Во всякой наблюдательной науке надобно обращать внимание на явления, на связывающие их законы и на их причины. Затруднения часто останавливают наблюдателей на первом шаге, т. е. на первом из упомянутых предметов, и почти никогда не достигают до третьего.
Открытия, сделанные Френелем относительно явлений и законов двойного преломления, должны были побудить его к изысканию их причин: и здесь он действовал с блестящим успехом; но стесняемый временем, я могу предложить только важнейшие из его заключений.
Когда Гюйгенс издал свой «трактат о свете», тогда знали только два камня, производящие двойное преломление, — кислоугольную известь и кварц; ныне же можно скорее пересчитать те кристаллы, в которых не происходит двойного преломления, нежели те, которые одарены способностью раздваивать лучи света.
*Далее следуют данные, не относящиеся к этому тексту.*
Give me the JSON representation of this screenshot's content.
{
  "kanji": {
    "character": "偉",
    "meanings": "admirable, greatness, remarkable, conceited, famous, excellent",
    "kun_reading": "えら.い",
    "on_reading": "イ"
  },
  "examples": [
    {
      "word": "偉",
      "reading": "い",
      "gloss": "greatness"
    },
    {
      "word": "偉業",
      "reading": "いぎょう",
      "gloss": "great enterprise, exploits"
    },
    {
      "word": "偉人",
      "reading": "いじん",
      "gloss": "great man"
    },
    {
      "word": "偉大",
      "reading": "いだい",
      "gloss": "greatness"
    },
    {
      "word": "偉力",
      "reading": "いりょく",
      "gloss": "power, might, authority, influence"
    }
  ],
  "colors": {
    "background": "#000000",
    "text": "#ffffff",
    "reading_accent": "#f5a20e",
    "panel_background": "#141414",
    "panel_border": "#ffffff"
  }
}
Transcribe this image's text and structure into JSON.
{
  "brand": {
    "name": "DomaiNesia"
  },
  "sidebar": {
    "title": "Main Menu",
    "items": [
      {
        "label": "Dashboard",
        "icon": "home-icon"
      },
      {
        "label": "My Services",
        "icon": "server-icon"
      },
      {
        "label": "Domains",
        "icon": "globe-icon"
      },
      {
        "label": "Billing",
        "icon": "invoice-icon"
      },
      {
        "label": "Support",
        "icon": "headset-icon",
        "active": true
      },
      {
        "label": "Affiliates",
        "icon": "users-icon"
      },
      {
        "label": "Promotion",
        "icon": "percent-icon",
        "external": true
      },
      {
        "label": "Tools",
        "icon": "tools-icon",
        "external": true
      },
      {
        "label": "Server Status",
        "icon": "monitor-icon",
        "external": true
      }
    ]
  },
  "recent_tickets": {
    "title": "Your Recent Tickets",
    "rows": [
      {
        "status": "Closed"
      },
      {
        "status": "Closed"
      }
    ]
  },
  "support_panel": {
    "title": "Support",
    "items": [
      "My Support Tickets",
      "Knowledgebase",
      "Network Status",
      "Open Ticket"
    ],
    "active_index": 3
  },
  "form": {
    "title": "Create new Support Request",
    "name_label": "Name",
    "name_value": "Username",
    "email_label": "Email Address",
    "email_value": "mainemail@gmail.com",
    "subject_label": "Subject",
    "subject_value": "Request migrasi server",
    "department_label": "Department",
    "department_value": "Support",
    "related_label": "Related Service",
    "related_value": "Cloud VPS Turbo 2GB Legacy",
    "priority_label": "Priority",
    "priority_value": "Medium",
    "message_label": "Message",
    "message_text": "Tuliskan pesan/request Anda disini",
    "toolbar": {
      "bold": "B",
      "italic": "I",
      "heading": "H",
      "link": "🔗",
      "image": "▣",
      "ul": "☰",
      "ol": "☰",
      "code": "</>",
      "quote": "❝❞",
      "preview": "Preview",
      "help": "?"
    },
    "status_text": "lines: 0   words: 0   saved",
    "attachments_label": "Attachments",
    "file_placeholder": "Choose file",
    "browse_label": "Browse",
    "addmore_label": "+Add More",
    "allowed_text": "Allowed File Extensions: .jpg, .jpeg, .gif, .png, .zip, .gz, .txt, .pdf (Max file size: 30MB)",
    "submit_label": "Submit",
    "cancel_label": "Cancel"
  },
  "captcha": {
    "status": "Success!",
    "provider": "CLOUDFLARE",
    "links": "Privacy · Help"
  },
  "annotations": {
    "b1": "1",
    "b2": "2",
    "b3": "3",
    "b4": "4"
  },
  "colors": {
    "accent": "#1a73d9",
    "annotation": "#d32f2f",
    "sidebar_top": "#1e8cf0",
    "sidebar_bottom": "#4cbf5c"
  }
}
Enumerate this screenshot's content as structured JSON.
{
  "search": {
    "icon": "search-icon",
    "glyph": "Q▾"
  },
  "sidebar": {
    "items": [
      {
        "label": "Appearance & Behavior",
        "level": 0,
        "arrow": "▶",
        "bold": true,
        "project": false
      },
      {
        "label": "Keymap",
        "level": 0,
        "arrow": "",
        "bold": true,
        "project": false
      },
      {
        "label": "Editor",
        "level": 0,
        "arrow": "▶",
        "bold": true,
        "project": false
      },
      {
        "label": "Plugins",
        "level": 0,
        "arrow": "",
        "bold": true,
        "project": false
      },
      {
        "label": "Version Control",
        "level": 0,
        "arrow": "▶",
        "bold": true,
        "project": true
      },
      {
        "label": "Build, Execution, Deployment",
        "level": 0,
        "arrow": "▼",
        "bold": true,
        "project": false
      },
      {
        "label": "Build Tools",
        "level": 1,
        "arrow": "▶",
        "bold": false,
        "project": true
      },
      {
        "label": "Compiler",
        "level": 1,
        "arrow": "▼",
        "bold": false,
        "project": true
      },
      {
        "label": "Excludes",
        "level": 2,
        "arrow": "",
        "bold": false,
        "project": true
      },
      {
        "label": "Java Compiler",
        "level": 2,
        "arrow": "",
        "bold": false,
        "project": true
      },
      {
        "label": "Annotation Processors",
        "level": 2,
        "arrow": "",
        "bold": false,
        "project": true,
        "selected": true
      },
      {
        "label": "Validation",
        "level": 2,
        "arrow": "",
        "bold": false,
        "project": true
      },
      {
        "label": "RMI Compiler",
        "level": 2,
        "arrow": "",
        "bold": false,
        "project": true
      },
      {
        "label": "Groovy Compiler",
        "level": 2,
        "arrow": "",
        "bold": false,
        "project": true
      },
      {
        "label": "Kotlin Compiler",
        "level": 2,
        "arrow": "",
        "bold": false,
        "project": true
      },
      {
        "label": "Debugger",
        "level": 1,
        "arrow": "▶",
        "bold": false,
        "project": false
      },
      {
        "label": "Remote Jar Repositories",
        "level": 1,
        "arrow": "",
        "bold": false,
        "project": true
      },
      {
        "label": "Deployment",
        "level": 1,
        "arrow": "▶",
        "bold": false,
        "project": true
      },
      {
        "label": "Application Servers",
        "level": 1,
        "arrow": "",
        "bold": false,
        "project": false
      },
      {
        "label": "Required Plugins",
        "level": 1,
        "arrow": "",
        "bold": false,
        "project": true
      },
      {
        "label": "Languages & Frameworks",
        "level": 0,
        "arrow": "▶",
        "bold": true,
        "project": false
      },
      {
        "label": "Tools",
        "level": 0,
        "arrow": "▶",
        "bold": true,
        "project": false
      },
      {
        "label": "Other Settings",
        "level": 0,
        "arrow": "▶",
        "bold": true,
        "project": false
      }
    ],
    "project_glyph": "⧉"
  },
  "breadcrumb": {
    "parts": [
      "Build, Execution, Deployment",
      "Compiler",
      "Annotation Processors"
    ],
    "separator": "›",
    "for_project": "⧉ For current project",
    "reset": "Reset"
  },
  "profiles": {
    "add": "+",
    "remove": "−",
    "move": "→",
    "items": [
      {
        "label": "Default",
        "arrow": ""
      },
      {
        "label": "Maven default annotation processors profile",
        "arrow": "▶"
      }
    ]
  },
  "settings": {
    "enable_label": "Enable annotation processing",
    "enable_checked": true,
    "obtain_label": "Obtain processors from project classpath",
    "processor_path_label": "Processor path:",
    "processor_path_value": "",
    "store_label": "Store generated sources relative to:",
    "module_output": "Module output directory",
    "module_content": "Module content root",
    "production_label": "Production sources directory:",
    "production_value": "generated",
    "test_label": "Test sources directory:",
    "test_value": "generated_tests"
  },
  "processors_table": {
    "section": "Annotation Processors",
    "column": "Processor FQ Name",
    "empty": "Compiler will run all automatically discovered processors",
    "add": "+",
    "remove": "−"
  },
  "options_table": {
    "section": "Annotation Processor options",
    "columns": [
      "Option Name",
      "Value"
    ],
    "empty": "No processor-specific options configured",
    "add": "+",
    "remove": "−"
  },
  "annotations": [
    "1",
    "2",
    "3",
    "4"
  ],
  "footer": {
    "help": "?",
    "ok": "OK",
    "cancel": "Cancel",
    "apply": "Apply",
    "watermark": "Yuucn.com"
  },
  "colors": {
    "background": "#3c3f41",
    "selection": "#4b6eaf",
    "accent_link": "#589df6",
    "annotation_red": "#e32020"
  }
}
Прежде надобно было заметить в кристалле очевидное раздвоение луча, чтоб уподобить его кристаллу исландскому; всякий раз, когда это раздвоение было весьма мало, едва приметно для глаза, наблюдатель оставался в сомнении, не смел сказать решительного мнения; ныне же, посредством весьма простого способа, изобретенного одним из членов нашей академии (Араго), можно увериться в существовании двойного преломления по признакам, совершенного независящим от двух раздельных изображений предмета. Этим новым способом можно исследовать двойное преломление в самых тончайших телах. Однако ж зная, что двойное преломление не может существовать без очевидных явлений, на которых основывается новый способ, нельзя сказать утвердительно, что оно непременно сопровождает их. Это сомнение подтверждается тем, что сам изобретатель способа нашел стеклянные пластинки, которые, не разделяя приметно изображений предмета, производят все упомянутые явления. Отличный берлинский ученый Зеебек открыл, что всякое стекло, сильно и скоро охлажденное, имеет те же свойства, и наконец, один весьма искусный эдинбургский физик произвел те же самые явления в стеклах, сильно сжимаемых по определенному направлению. Принимая во внимание эти опыты, Френель задал себе важную задачу и счастливо разрешил ее: он несомненно доказал, что обыкновенное стекло, измененное охлаждением или механическим сжатием, всегда разделяет свет на две части.
Помещая стеклянные призмы в одной железной оправе с остроумно расположенными винтами, Френель сжимал их и сообщал им способность двойного преломления. В оптическом смысле собрание кусков обыкновенного стекла представляет истинный исландский кристалл; но здесь разделение изображений и все прочие происходящие из него явления исключительно производятся действием винтов; само же сжатие может только сближать частицы стекла по его направлению, а перпендикулярно к нему частицы не переменят своих взаимных расстояний, и потому можно ли сомневаться в том, что подобное размещение частиц кристаллизацией есть общая причина двойного преломления в кислоугольной извести, в кварце и во всех того же рода минералах? Если рассмотрим внимательно остроумные снаряды, посредством которых Френель сообщил обыкновенному стеклу двойное преломление и тем подвинул науку далеко вперед, то удивимся изобретательности ума, находившего пособие или в искусствах, или в ловкости производить опыты. Некогда Франклин желал, чтоб физики умели пилить ножом и резать пилою: Френель удовлетворял требованию американского типографщика.
Недостаток времени не позволяет мне упомянуть о других различных трудах нашего товарища, относящихся также к преломлению света, и о которых без преувеличения можно сказать, что они могли бы прославить многих первоклассных физиков. Поэтому спешу перейти к оптической теории, не менее любопытной и совершенно современной, к теории интерференции. Она дает нам новые доказательства необыкновенной проницательности Френеля и неистощимости его изобретательного ума.